NSW Supreme Court Judicial Review Update - Odtojan and Bryl
- Odtojan Bryl Lawyers

- 5 days ago
- 7 min read
Updated: 2 days ago

NSW Supreme Court Judicial Review Update
Following the judicial review hearings conducted on 26 and 27 November 2025 before His Honour Acting Justice Griffiths, judgments were reserved. Two months of silence followed. We recently received email from the Defendants' solicitors (Hicksons, Hunt & Hunt), and shortly thereafter received email notification from the Judge’s Associate that judgment would be delivered today 4 February at 10:00 am.
Whatever the outcome, we will continue to pursue accountability for the injustices inflicted on us, our law firm, and our clients by the Law Society of NSW and the Office of the Legal Services Commissioner (OLSC).

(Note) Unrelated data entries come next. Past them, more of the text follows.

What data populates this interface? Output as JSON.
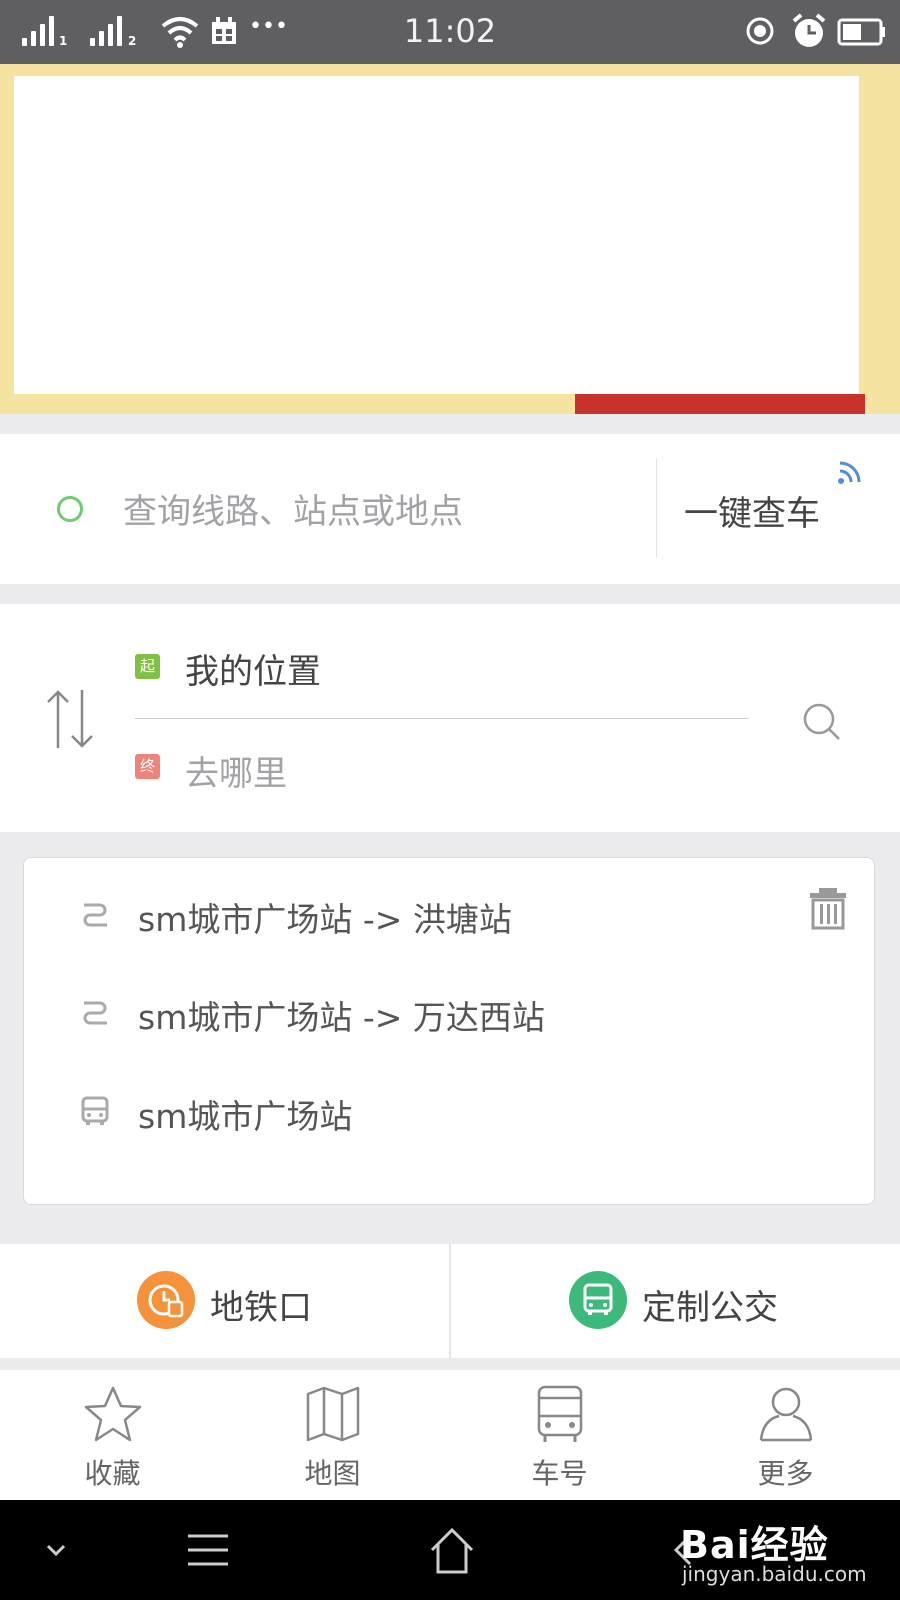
{
  "status_bar": {
    "time": "11:02",
    "sim1": "1",
    "sim2": "2",
    "more_dots": "•••"
  },
  "search": {
    "placeholder": "查询线路、站点或地点",
    "quick_check_label": "一键查车"
  },
  "route": {
    "start_tag": "起",
    "start_value": "我的位置",
    "end_tag": "终",
    "end_placeholder": "去哪里"
  },
  "history": {
    "items": [
      {
        "type": "route-icon",
        "text": "sm城市广场站 -> 洪塘站"
      },
      {
        "type": "route-icon",
        "text": "sm城市广场站 -> 万达西站"
      },
      {
        "type": "bus-icon",
        "text": "sm城市广场站"
      }
    ]
  },
  "shortcuts": [
    {
      "label": "地铁口",
      "color": "#f5923a",
      "icon": "subway-clock-icon"
    },
    {
      "label": "定制公交",
      "color": "#3dba7b",
      "icon": "bus-icon"
    }
  ],
  "tabs": [
    {
      "label": "收藏",
      "icon": "star-icon"
    },
    {
      "label": "地图",
      "icon": "map-icon"
    },
    {
      "label": "车号",
      "icon": "bus-icon"
    },
    {
      "label": "更多",
      "icon": "user-icon"
    }
  ],
  "watermark": {
    "brand": "Bai经验",
    "url": "jingyan.baidu.com"
  },
  "colors": {
    "accent_green": "#6dcf6b",
    "start_tag": "#80c042",
    "end_tag": "#f0847b",
    "banner_bg": "#f5e3a2"
  }
}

For those familiar with the case of Kevin Yam, a Hong Kong lawyer who was struck from the Roll of Solicitor following formal proceedings before the Hong Kong Supreme Court, prompting international concern about the rule of law, it is important to understand that our situation in Australia is even more extreme and strikes at the core of the rule of law. Two NSW lawyers were removed from legal practice and a law firm was forced to cease operations by the Law Society of NSW without due process, without any independent disciplinary proceedings, and without any tribunal determination. We were rendered “unfit” on the basis of asserted views alone and notified by email.
Unlike Mr Yam, we were never afforded a hearing. We were never provided with particulars capable of response, and never had our case tested before an independent decision-maker. The Law Society of NSW rendered us “unfit” based on its own views, without lawful foundation and without any independent determination.

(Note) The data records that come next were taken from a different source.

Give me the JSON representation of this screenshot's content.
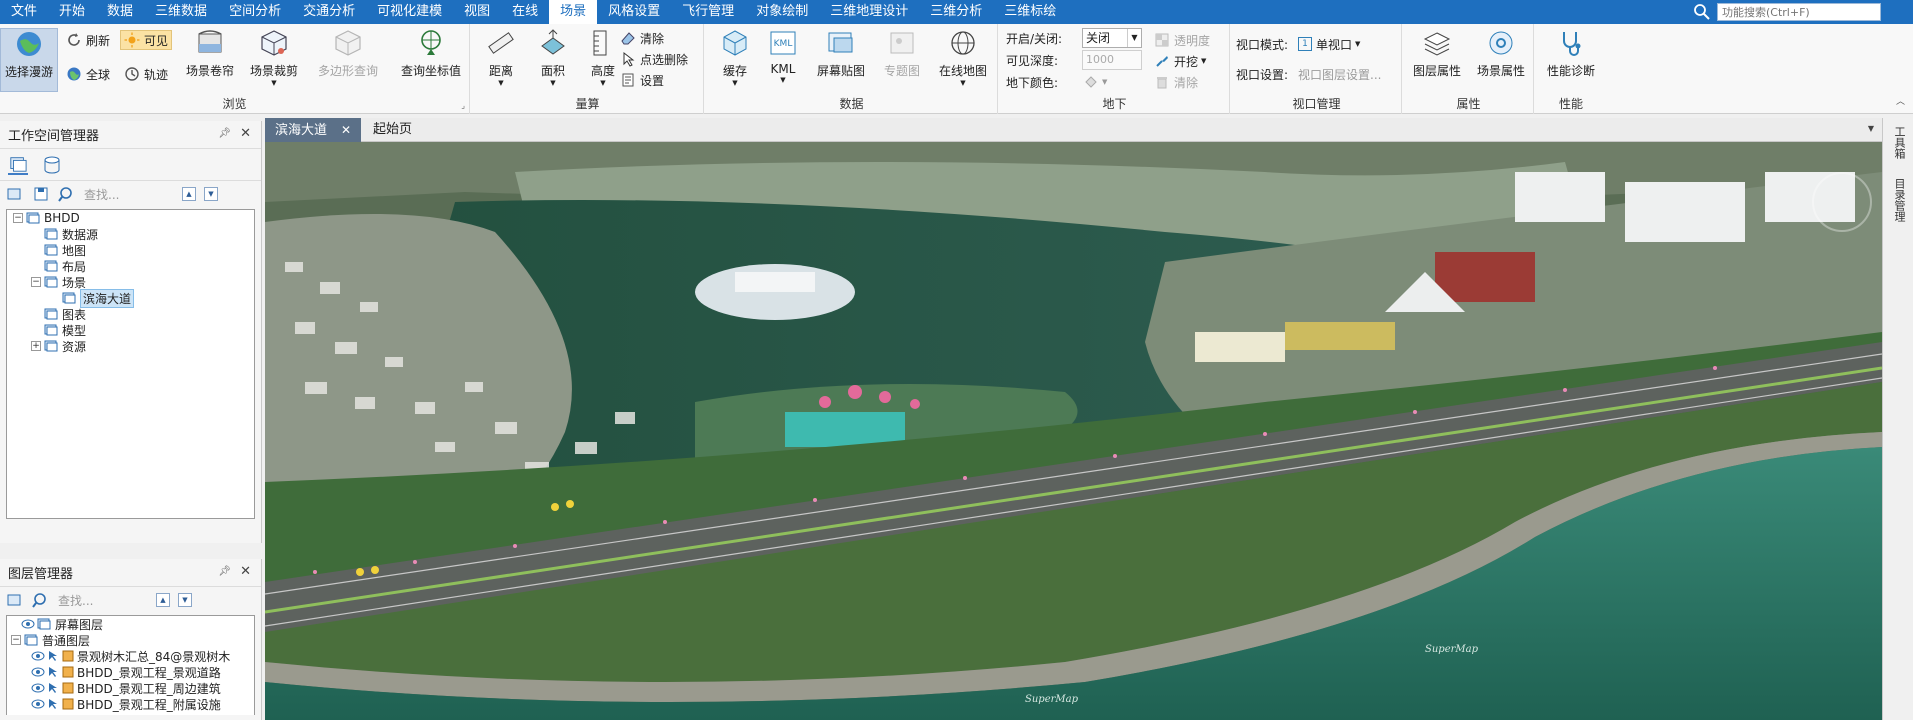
{
  "menubar": {
    "items": [
      "文件",
      "开始",
      "数据",
      "三维数据",
      "空间分析",
      "交通分析",
      "可视化建模",
      "视图",
      "在线",
      "场景",
      "风格设置",
      "飞行管理",
      "对象绘制",
      "三维地理设计",
      "三维分析",
      "三维标绘"
    ],
    "active": "场景",
    "search_placeholder": "功能搜索(Ctrl+F)"
  },
  "ribbon": {
    "browse": {
      "label": "浏览",
      "select_roam": "选择漫游",
      "refresh": "刷新",
      "visible": "可见",
      "full_extent": "全球",
      "track": "轨迹",
      "scene_roll": "场景卷帘",
      "scene_clip": "场景裁剪",
      "polygon_query": "多边形查询",
      "query_coord": "查询坐标值"
    },
    "measure": {
      "label": "量算",
      "distance": "距离",
      "area": "面积",
      "height": "高度",
      "clear": "清除",
      "point_delete": "点选删除",
      "settings": "设置"
    },
    "data": {
      "label": "数据",
      "cache": "缓存",
      "kml": "KML",
      "screen_map": "屏幕贴图",
      "theme_map": "专题图",
      "online_map": "在线地图"
    },
    "underground": {
      "label": "地下",
      "onoff_label": "开启/关闭:",
      "onoff_value": "关闭",
      "depth_label": "可见深度:",
      "depth_value": "1000",
      "color_label": "地下颜色:",
      "transparency": "透明度",
      "excavate": "开挖",
      "clear": "清除"
    },
    "viewport": {
      "label": "视口管理",
      "mode_label": "视口模式:",
      "mode_value": "单视口",
      "settings_label": "视口设置:",
      "settings_value": "视口图层设置..."
    },
    "properties": {
      "label": "属性",
      "layer_props": "图层属性",
      "scene_props": "场景属性"
    },
    "performance": {
      "label": "性能",
      "diagnose": "性能诊断"
    }
  },
  "workspace": {
    "title": "工作空间管理器",
    "find_placeholder": "查找...",
    "tree": [
      {
        "label": "BHDD",
        "level": 0,
        "expander": "−"
      },
      {
        "label": "数据源",
        "level": 1
      },
      {
        "label": "地图",
        "level": 1
      },
      {
        "label": "布局",
        "level": 1
      },
      {
        "label": "场景",
        "level": 1,
        "expander": "−"
      },
      {
        "label": "滨海大道",
        "level": 2,
        "selected": true
      },
      {
        "label": "图表",
        "level": 1
      },
      {
        "label": "模型",
        "level": 1
      },
      {
        "label": "资源",
        "level": 1,
        "expander": "+"
      }
    ]
  },
  "layers": {
    "title": "图层管理器",
    "find_placeholder": "查找...",
    "items": [
      {
        "label": "屏幕图层",
        "level": 1
      },
      {
        "label": "普通图层",
        "level": 0,
        "expander": "−"
      },
      {
        "label": "景观树木汇总_84@景观树木",
        "level": 2
      },
      {
        "label": "BHDD_景观工程_景观道路",
        "level": 2
      },
      {
        "label": "BHDD_景观工程_周边建筑",
        "level": 2
      },
      {
        "label": "BHDD_景观工程_附属设施",
        "level": 2
      }
    ]
  },
  "document": {
    "tabs": [
      {
        "label": "滨海大道",
        "active": true
      },
      {
        "label": "起始页",
        "active": false
      }
    ]
  },
  "right_strip": {
    "labels": [
      "工具箱",
      "目录管理"
    ]
  },
  "scene": {
    "watermark": "SuperMap"
  }
}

The decision relied on attached materials and alleged issues that were never provided to us, denying us any opportunity to know the case against us or to respond. We were ambushed and subjected to character assassination without any right to be heard, before adverse commentaries and records were made that have caused serious, irreparable and ongoing damage to our professional reputations as legal practitioners.
This occurred in New South Wales, Australia, to two Australian lawyers and their law firm. It is a clear example of the erosion of the rule of law.
These are matters, amongst others, which we formally reported to the relevant authorities including NSW Premier calling for decisive action and a Royal Commission.
Removal Without Due Process
Two solicitors were rendered “unfit” to practise law, and a law firm was forced to cease operations, without due process and without lawful finding, based instead on 'opinions' and 'views'.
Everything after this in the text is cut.